Sikap manusia tidak selamanya baik dan juga tidak selamanya buruk. Ada waktunya
seorang melakukan hal baik dan ada waktunya seorang manusia melakukan hal
buruk. Baik dan buruk merupakan dua sifat yang terdapat dalam manusia, dan
kedua sifat tersebut saling bertentangan atau berkebalikan. Secara garis besar
seseorang dikatakan baik apabila ia mendatangkan rahmat, dan memberikan
perasaan senang, atau bahagia (sesuatu dikatakan baik bila ia dihargai secara
positif). Sedangkan pengertian buruk adalah segala sesuatu tercela. Perbuatan
buruk berarti perbuatan yang bertentangan dengan norma-norma masyarakat yang
berlaku. Pendefinisian arti dari kata baik dan buruk pun memiliki banyak makna.

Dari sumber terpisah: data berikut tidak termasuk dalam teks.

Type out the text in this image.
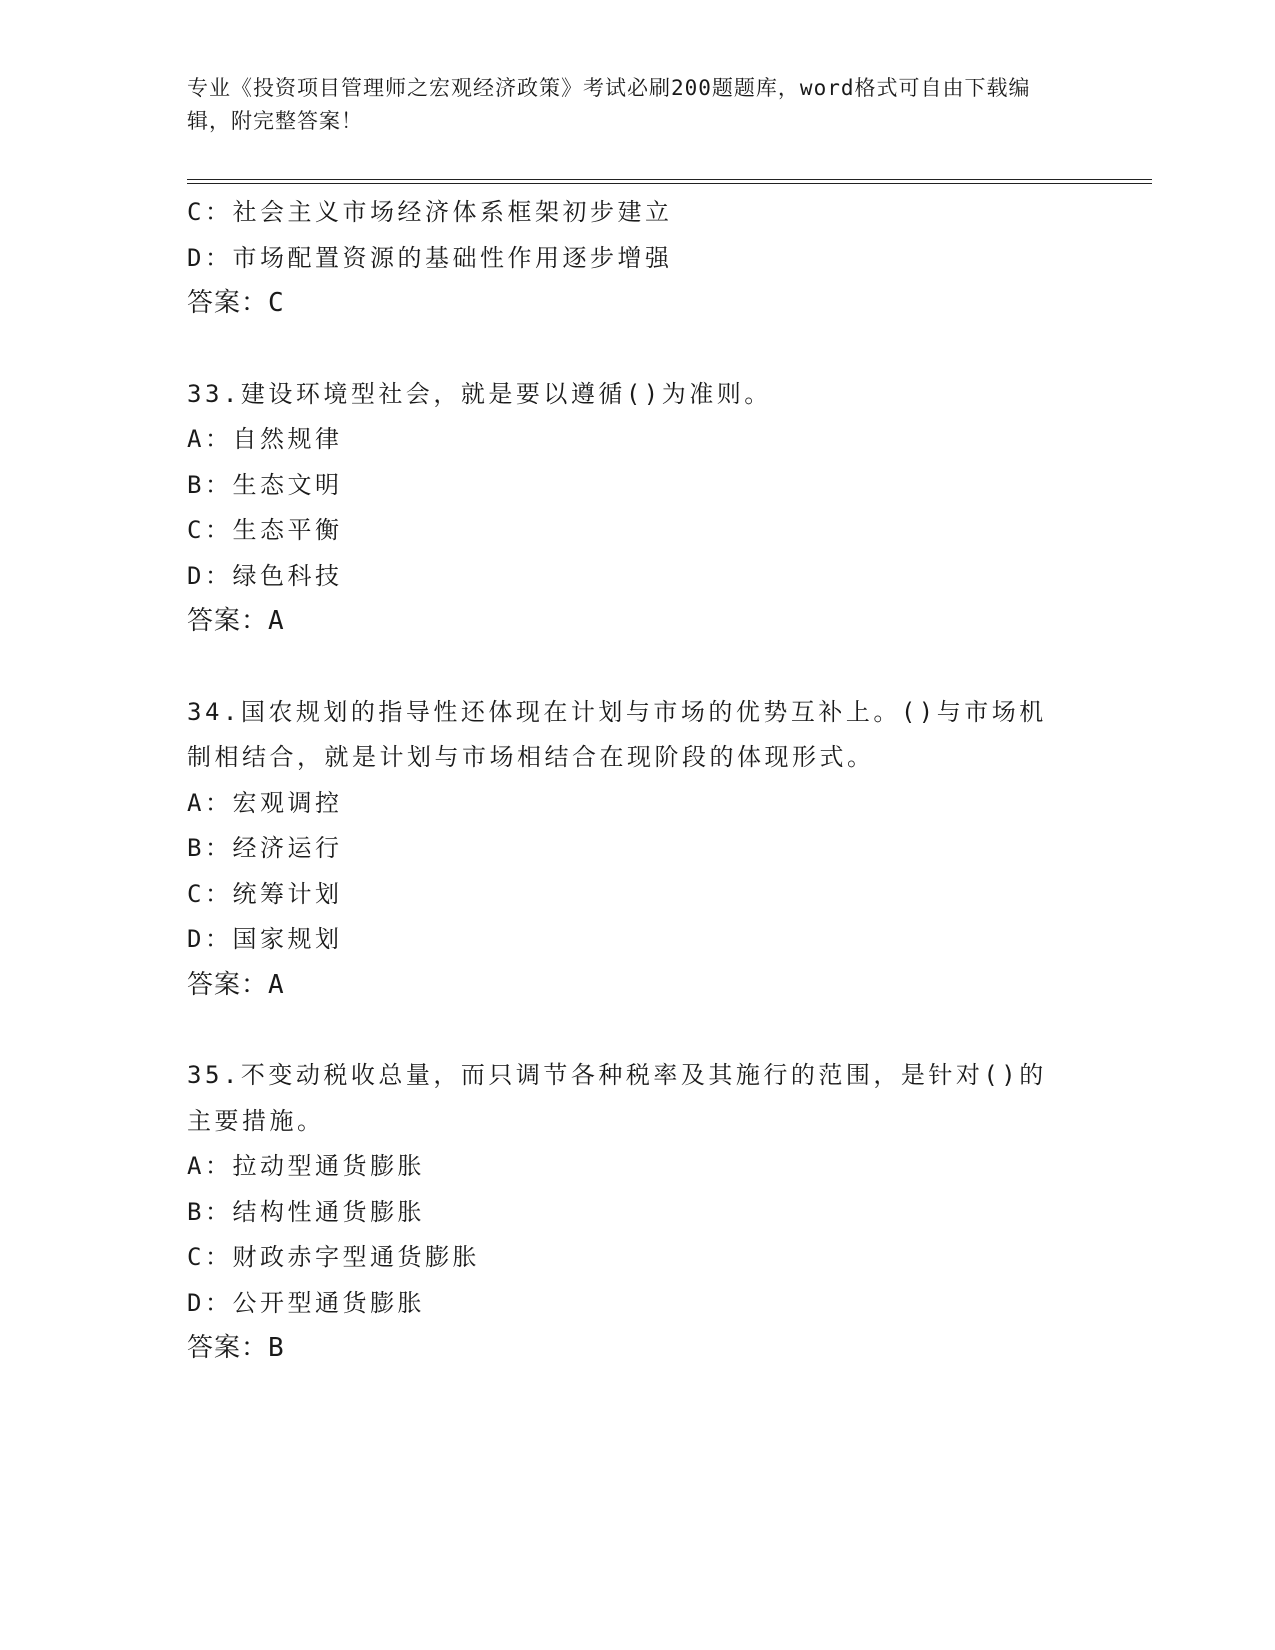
专业《投资项目管理师之宏观经济政策》考试必刷200题题库，word格式可自由下载编辑，附完整答案！
C：社会主义市场经济体系框架初步建立
D：市场配置资源的基础性作用逐步增强
答案：C
33.建设环境型社会，就是要以遵循()为准则。
A：自然规律
B：生态文明
C：生态平衡
D：绿色科技
答案：A
34.国农规划的指导性还体现在计划与市场的优势互补上。()与市场机制相结合，就是计划与市场相结合在现阶段的体现形式。
A：宏观调控
B：经济运行
C：统筹计划
D：国家规划
答案：A
35.不变动税收总量，而只调节各种税率及其施行的范围，是针对()的主要措施。
A：拉动型通货膨胀
B：结构性通货膨胀
C：财政赤字型通货膨胀
D：公开型通货膨胀
答案：B
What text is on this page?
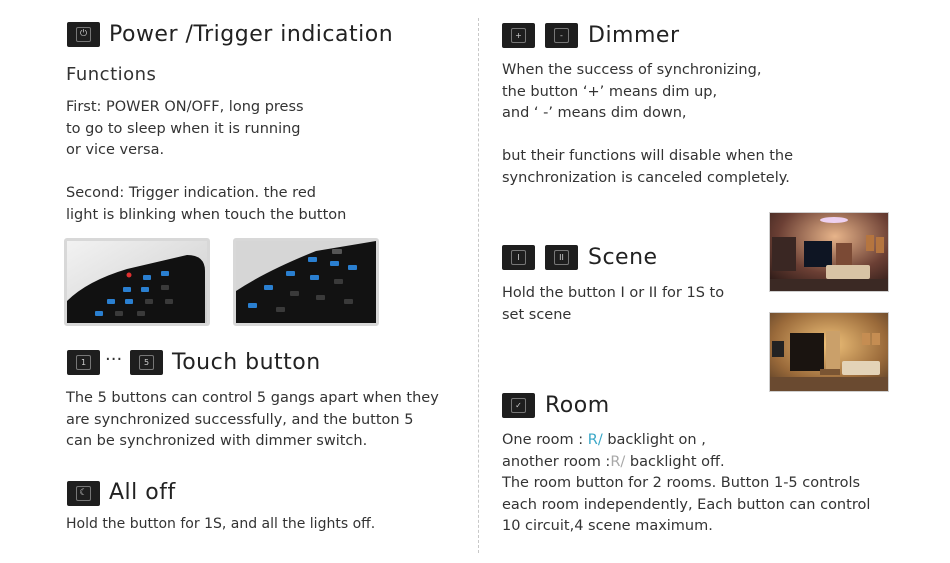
⏻ Power /Trigger indication
Functions
First: POWER ON/OFF, long press
to go to sleep when it is running
or vice versa.
Second: Trigger indication. the red
light is blinking when touch the button
1 ···	5 Touch button
The 5 buttons can control 5 gangs apart when they
are synchronized successfully, and the button 5
can be synchronized with dimmer switch.
☾ All off
Hold the button for 1S, and all the lights off.
+	- Dimmer
When the success of synchronizing,
the button ‘+’ means dim up,
and ‘ -’ means dim down,
but their functions will disable when the
synchronization is canceled completely.
I	II Scene
Hold the button I or II for 1S to
set scene
✓ Room
One room : R/ backlight on ,
another room :R/ backlight off.
The room button for 2 rooms. Button 1-5 controls
each room independently, Each button can control
10 circuit,4 scene maximum.
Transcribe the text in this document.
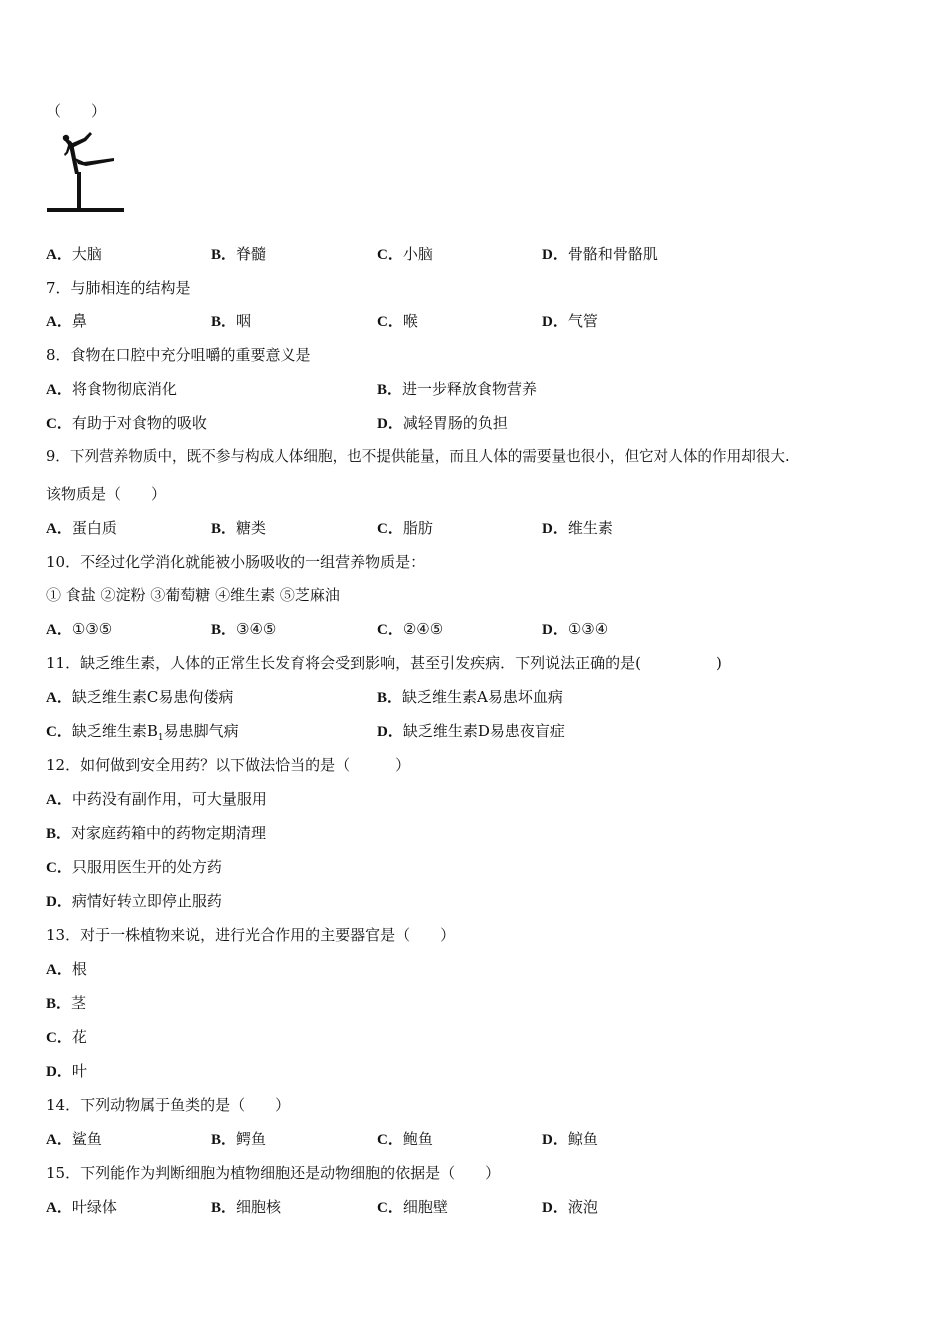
（　　）
A．大脑	B．脊髓	C．小脑	D．骨骼和骨骼肌
7．与肺相连的结构是
A．鼻	B．咽	C．喉	D．气管
8．食物在口腔中充分咀嚼的重要意义是
A．将食物彻底消化	B．进一步释放食物营养
C．有助于对食物的吸收	D．减轻胃肠的负担
9．下列营养物质中，既不参与构成人体细胞，也不提供能量，而且人体的需要量也很小，但它对人体的作用却很大.
该物质是（　　）
A．蛋白质	B．糖类	C．脂肪	D．维生素
10．不经过化学消化就能被小肠吸收的一组营养物质是：
① 食盐 ②淀粉 ③葡萄糖 ④维生素 ⑤芝麻油
A．①③⑤	B．③④⑤	C．②④⑤	D．①③④
11．缺乏维生素，人体的正常生长发育将会受到影响，甚至引发疾病．下列说法正确的是(　　　　　)
A．缺乏维生素C易患佝偻病	B．缺乏维生素A易患坏血病
C．缺乏维生素$B_1$易患脚气病	D．缺乏维生素D易患夜盲症
12．如何做到安全用药？以下做法恰当的是（　　　）
A．中药没有副作用，可大量服用
B．对家庭药箱中的药物定期清理
C．只服用医生开的处方药
D．病情好转立即停止服药
13．对于一株植物来说，进行光合作用的主要器官是（　　）
A．根
B．茎
C．花
D．叶
14．下列动物属于鱼类的是（　　）
A．鲨鱼	B．鳄鱼	C．鲍鱼	D．鲸鱼
15．下列能作为判断细胞为植物细胞还是动物细胞的依据是（　　）
A．叶绿体	B．细胞核	C．细胞壁	D．液泡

Dibawah ini akan dijelaskan tentang batasan-batasan seorang manusia dikatakan
telah melakukan hal baik atau hal buruk dalam hidupnya.
Menurut Agama
Kebaikan dan keburukan menurut agama
merupakan taqwa. Taqwa merupakan suatu sikap yang menjalankan segalah perintah
tuhan dan menjauhi semua yang dilarang oleh tuhan yang maha esa.
Menurut Paham Kebahagiaan (Hedonisme)
Menurut paham ini baik dikatakan bahwa
jika tingkah laku atau perbuatan yang melahirkan kebahagiaan dan kenikmatan
atau kelezatan bagi dirinya sendiri. Dikatakan buruk apabila seorang mengusik
keasikan seorang yang berpaham hedonisme dalam menikmati segala sesuatu yang
dia sukai. Ada tiga sudut pandang dari paham ini, yaitu pertama hedonisme
individual atau egostik hedonism yang menilai bahwa jika suatu keputusan baik
bagi pribadinya maka disebut baik, sedangkan jika keputusan tersebut tidak baik
maka itulah yang buruk. Kedua Hedonisme rasional atau rationalistic hedonism
yang berpendapat bahwa kebahagiaan atau kelezatan individu itu haruslah
berdasarkan pertimbangan akal sehat. Dan yang terakhir ketiga universal
hedonism yang menyatakan bahwa yang menjadi tolak ukut apakah suatu perbuatan
itu baik atau buruk adalah mengacu kepada akibat perbuatan itu melahirkan
kesenangan atau kebahagiaan kepada seluruh makhluk.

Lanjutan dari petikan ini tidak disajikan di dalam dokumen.